Nos dias de frio são mais lembrados. O frio tem a particularidade de degelar os corações e aquecer as mentes, então, os sem-abrigos vêm à lembrança. Há preocupação maior ou única, há uma pena roída no sentir, há, sobretudo, o acompanhamento que não existe nos outros dias do ano. Não sendo cínica, mas pressente-se que a estatística se aprimora nos dias frios!
Os sem-abrigo são homens e são mulheres, são, em suma seres e humanos também.

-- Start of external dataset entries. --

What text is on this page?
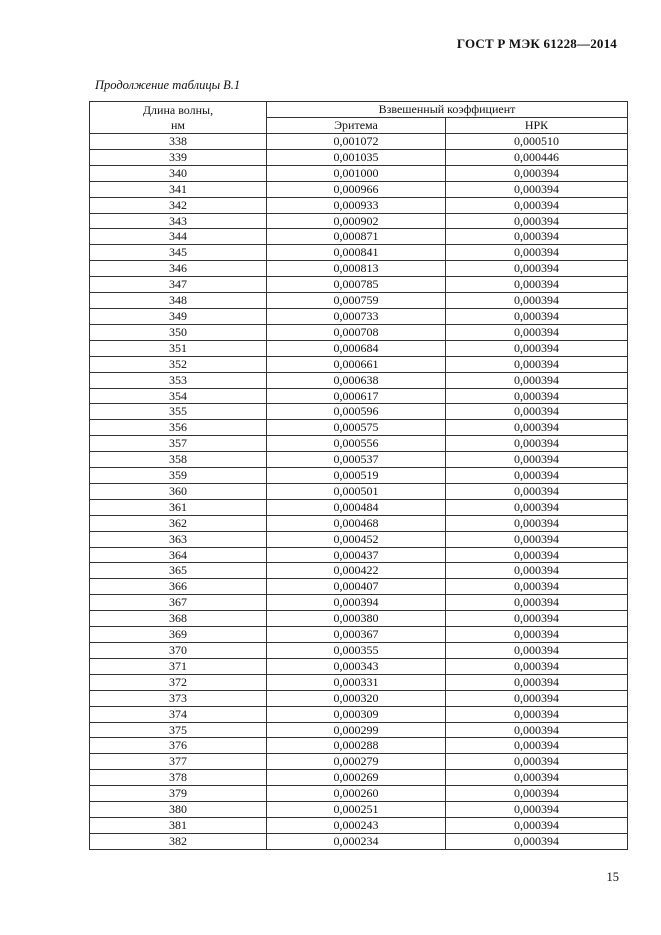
ГОСТ Р МЭК 61228—2014
Продолжение таблицы В.1
Длина волны,
нм	Взвешенный коэффициент	
	Эритема	НРК
338	0,001072	0,000510
339	0,001035	0,000446
340	0,001000	0,000394
341	0,000966	0,000394
342	0,000933	0,000394
343	0,000902	0,000394
344	0,000871	0,000394
345	0,000841	0,000394
346	0,000813	0,000394
347	0,000785	0,000394
348	0,000759	0,000394
349	0,000733	0,000394
350	0,000708	0,000394
351	0,000684	0,000394
352	0,000661	0,000394
353	0,000638	0,000394
354	0,000617	0,000394
355	0,000596	0,000394
356	0,000575	0,000394
357	0,000556	0,000394
358	0,000537	0,000394
359	0,000519	0,000394
360	0,000501	0,000394
361	0,000484	0,000394
362	0,000468	0,000394
363	0,000452	0,000394
364	0,000437	0,000394
365	0,000422	0,000394
366	0,000407	0,000394
367	0,000394	0,000394
368	0,000380	0,000394
369	0,000367	0,000394
370	0,000355	0,000394
371	0,000343	0,000394
372	0,000331	0,000394
373	0,000320	0,000394
374	0,000309	0,000394
375	0,000299	0,000394
376	0,000288	0,000394
377	0,000279	0,000394
378	0,000269	0,000394
379	0,000260	0,000394
380	0,000251	0,000394
381	0,000243	0,000394
382	0,000234	0,000394
15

A Ludovina, velha gasta, trôpega de articulações, rosto de sulcos duros e fundos, cabelo quase emaranhado de mal cortado. Uma ponta que pesponta debaixo do barrete de lãs vivas. Um olhar vigilante de pupilas baças, qual cotovia em presságio das horas, mãos dentro de umas semi-luvas de dedos ao léu, saia rodada de cores baças e nos pés aquelas botas forradas de pelo, onde umas meias grossas, roçadas, de negro espreitam nas pernas finas, tortas, quase, quase trôpegas da vida. A Vina é sem-abrigo, seguiu o estribilho da queda. Dorme no cartão, tem por lençóis as noticias dos jornais que lhe segredam as coisas do mundo. Come na lata do atum ou no púcaro que encontrou. Corre o bairro nas horas do dia e ninguém lhe põe os olhos em cima. Desaparece. Regressa em cada noite, deita-se no vão da escada, acomoda a trouxa que a acompanha, e espera pela manhã de cada dia. Tem frio, tem fome, tem sede e tem tudo, sem nada ter. Um sem-abrigo, é mesmo assim. Falar do passado para quê, recordar a vida, não tem jeito. O passado não lhe dá o presente. O seu presente é conta-gotas da vida. Vive no limbo. Foi atirada para ali. Se tem sonhos, anseios? Desejos? Uns sim, outros não. Desejo de comer e tomar banho sim; anseios de vida melhor, não; sonhos, muito menos. Há que perceber que o sem-abrigo está na última linhado Ser sem Já Estar.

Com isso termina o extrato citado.